Adapting to new demands
The port’s next big project is a $60 million auto export terminal. Construction, on the site of a former bulk facility, will begin in the summer and the 57-acre terminal should be operational by summer 2020. Carriers and original equipment manufacturers (OEMs) haven’t committed to the facility yet, and they won’t until “they see the whites of our eyes,” Lyons said. The terminal will be operated by a concession paying fixed and variable rents to the port. The concession owner, Automobile Terminale, will be a joint venture between Chilean-owned SAMM Puertos and Argentina-based Terminal Zarate.
Roll-on/roll-off (ro-ro) carriers Hoegh Autoliners and Wallenius Wilhelmsen Logistics (WWL) currently bring in wind components manufactured in Asia, secured to roll trailers, and bound for a GE production facility based in nearby Pensacola, Florida.
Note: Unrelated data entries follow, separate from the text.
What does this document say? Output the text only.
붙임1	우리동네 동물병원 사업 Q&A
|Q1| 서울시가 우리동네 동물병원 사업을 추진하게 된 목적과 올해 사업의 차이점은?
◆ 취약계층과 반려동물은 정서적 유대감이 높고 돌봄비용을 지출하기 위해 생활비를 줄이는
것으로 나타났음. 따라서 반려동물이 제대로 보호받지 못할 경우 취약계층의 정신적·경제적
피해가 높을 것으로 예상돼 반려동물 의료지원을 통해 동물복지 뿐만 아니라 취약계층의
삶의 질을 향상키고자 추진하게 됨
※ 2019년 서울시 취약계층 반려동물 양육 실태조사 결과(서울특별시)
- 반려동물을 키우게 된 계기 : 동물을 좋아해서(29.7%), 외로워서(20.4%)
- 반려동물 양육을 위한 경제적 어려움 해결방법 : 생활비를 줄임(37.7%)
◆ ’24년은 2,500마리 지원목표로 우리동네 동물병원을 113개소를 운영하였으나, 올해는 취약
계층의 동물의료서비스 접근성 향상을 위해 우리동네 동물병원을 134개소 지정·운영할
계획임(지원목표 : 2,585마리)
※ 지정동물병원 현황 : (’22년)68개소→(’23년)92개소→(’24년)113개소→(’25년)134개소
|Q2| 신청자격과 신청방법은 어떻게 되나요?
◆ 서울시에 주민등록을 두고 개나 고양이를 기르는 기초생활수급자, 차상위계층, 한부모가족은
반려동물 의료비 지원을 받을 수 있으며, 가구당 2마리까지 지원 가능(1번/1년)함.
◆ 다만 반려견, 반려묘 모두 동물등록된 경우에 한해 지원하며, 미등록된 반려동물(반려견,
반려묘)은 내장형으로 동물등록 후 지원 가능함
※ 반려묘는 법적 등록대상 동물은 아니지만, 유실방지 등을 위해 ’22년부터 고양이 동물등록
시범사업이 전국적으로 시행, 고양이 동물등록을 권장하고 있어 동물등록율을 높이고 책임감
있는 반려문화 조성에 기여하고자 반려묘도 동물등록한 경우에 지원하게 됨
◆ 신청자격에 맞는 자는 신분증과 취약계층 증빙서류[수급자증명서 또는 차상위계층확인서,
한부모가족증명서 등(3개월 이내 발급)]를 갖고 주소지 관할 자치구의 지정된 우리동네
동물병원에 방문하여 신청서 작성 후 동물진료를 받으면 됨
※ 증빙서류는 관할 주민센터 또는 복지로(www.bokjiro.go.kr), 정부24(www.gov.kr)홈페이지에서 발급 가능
“Go on the docks after the ship arrives and you’ll see a whole field of these roll trailers,” Lyons said. “They assemble the hubs in Pensacola and then you see the loaded lowboy trailers coming back across the Cochrane Bridge [just north of the port] to I-65 to head west to wherever the wind farm is.” Airbus uses a chartered ro-ro service to bring in six planes’ worth of components monthly from Europe to its assembly line at Brookley Field, near the port.
Mobile handled 4.99 million tons (4.53 million metric tons) of breakbulk steel during 2018, down 8.39 percent from 2017’s 5.45 million tons. Inbound steel slabs headed for the AM/NS carbon steel mill at Calvert, Alabama, are barged upriver after discharge to the port’s purpose-built, magnetized steel-handling berth at Pinto Island.
Finnish stainless steel manufacturer Outokumpu also owns a mill in Calvert and imports and exports through Mobile. AM/NS serves automotive, construction, pipe and tube, service center, and appliance/HVAC industries in the North American Free Trade Agreement (NAFTA) market. Outokumpu Calvert’s technically advanced stainless mill produces the only 72-inch sheet and coil made in the NAFTA region. As another result of the tariffs and various retaliatory measures, the port has lost business shipping steel coils into Europe and stainless steel into Mexico, where it was finished and used in appliances that were then sold back into the United States.
“We’ve seen some very definite impacts,” Lyons said. “I remain very much opposed to our trade policies and the way we are conducting them. I don’t think it’s good for our economy. It may be good for a few segments — some of our steel producer customers like it — but for anyone who uses steel, it’s bad.”
Forest products, a traditional export cargo for the entire southeast, including Mobile, continues to shift into containers, Lyons said. “We still have one breakbulk service from northern Europe (G2 Ocean) that takes back forest products ... [but] traditional cargoes like wood pulp are going into containers. We used to see a lot of little ships that went into places like Venezuela and carried wood pulp. We just don’t see that at all any more. The only lumber we still see in breakbulk form is into the Caribbean basin.”
Mobile, built in 1928, struggles with the challenges of being a relatively old port, hemmed in by the city to the west and an immense river delta to the north. Some general cargo piers that need rehabbing still have wooden bulkheads, so in order to utilize them, the docks will have to be taken up and the pilings redriven, Lyons said.
Working to standard will cost $40 million plus, “and you have to do that with cash,” Lyons said. “You can’t finance it. When you put together a new deal — a steel terminal, a ro-ro terminal — you can take that to the bonding committee and say we’ll pay this off with cash flow,” but ports can’t do that with maintenance and rehab projects.